On Mar 24, 2014, at 5:21 PM, Ævar Arnfjörð Bjarmason <ava...@gmail.com> wrote:
> On Wed, Mar 12, 2014 at 4:37 AM, Andrew Keller <and...@kellerfarm.com> wrote:
>> Hi all,
>> I am considering developing a new feature, and I'd like to poll the group
>> for opinions.
>> Background: A couple years ago, I wrote a set of scripts that speed up
>> cloning of frequently used repositories. The scripts utilize a bare Git
>> repository located at a known location, and automate providing a --reference
>> parameter to `git clone` and `git submodule update`. Recently, some
>> coworkers of mine expressed an interest in using the scripts, so I published
>> the current version of my scripts, called `git repocache`, described at the
>> bottom of <https://github.com/andrewkeller/ak-git-tools>.
>> Slowly, it has occurred to me that this feature, or something similar to it,
>> may be worth adding to Git, so I've been thinking about the best approach.
>> Here's my best idea so far:
>> 1) Introduce '--borrow' to `git-fetch`. This would behave similarly to
>> '--reference', except that it operates on a temporary basis, and does not
>> assume that the reference repository will exist after the operation
>> completes, so any used objects are copied into the local objects database.
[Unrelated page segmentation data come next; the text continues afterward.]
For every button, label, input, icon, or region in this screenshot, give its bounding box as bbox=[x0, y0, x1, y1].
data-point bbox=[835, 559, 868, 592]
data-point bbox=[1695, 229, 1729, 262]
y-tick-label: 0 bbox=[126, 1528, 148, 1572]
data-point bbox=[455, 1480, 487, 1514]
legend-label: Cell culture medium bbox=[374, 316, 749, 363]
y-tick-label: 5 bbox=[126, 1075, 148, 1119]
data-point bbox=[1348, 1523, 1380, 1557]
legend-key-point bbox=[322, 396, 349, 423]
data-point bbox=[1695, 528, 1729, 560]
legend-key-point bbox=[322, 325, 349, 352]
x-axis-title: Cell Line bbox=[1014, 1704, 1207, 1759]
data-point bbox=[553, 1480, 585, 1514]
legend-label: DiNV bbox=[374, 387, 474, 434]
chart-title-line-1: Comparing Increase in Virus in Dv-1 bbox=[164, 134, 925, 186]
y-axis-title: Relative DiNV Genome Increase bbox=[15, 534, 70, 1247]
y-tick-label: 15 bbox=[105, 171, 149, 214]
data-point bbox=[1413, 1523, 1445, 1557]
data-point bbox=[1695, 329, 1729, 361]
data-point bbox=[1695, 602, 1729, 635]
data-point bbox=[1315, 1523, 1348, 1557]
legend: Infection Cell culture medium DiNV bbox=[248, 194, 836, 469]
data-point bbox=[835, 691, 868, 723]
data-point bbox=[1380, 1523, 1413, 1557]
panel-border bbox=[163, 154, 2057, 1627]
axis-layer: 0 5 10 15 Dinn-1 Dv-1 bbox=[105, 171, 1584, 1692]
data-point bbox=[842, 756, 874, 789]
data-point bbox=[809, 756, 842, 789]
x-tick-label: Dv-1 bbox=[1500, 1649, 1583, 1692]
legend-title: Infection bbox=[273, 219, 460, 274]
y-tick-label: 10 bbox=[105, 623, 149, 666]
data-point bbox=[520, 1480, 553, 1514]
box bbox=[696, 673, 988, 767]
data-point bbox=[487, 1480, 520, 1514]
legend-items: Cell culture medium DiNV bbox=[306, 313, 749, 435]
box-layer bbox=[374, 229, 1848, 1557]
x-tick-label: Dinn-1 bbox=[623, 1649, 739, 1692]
>> In theory, this mechanism would be distinct from '--reference', so if both
>> are used, some objects would be copied, and some objects would be accessible
>> via a reference repository referenced by the alternates file.
> Isn't this the same as git clone --reference <path> --no-hardlinks <url> ?
'--reference` adds an entry to 'info/alternates' inside the objects folder.
When an object is looked up, any objects folder listed in
'objects/info/alternates' is considered to be an extension of the local objects
folder. So, when, for example, fetch runs, when it goes to decide whether or
not it already has a blob locally, it may decide "yes", and not download the
blob at all, because it already exists in one of the reference repositories.
If I clone one of my 80 GB repositories over SSH using a reference repository,
the resulting clone is only about 175 KB, because it's assuming the reference
repository will exist going forward, so it doesn't actually own any objects
itself at all.
The '--no-hardlinks' option is only applicable when hard linking is available
in the first place - i.e., when cloning from one local folder to another on the
same filesystem (assuming the filesystem supports hard links).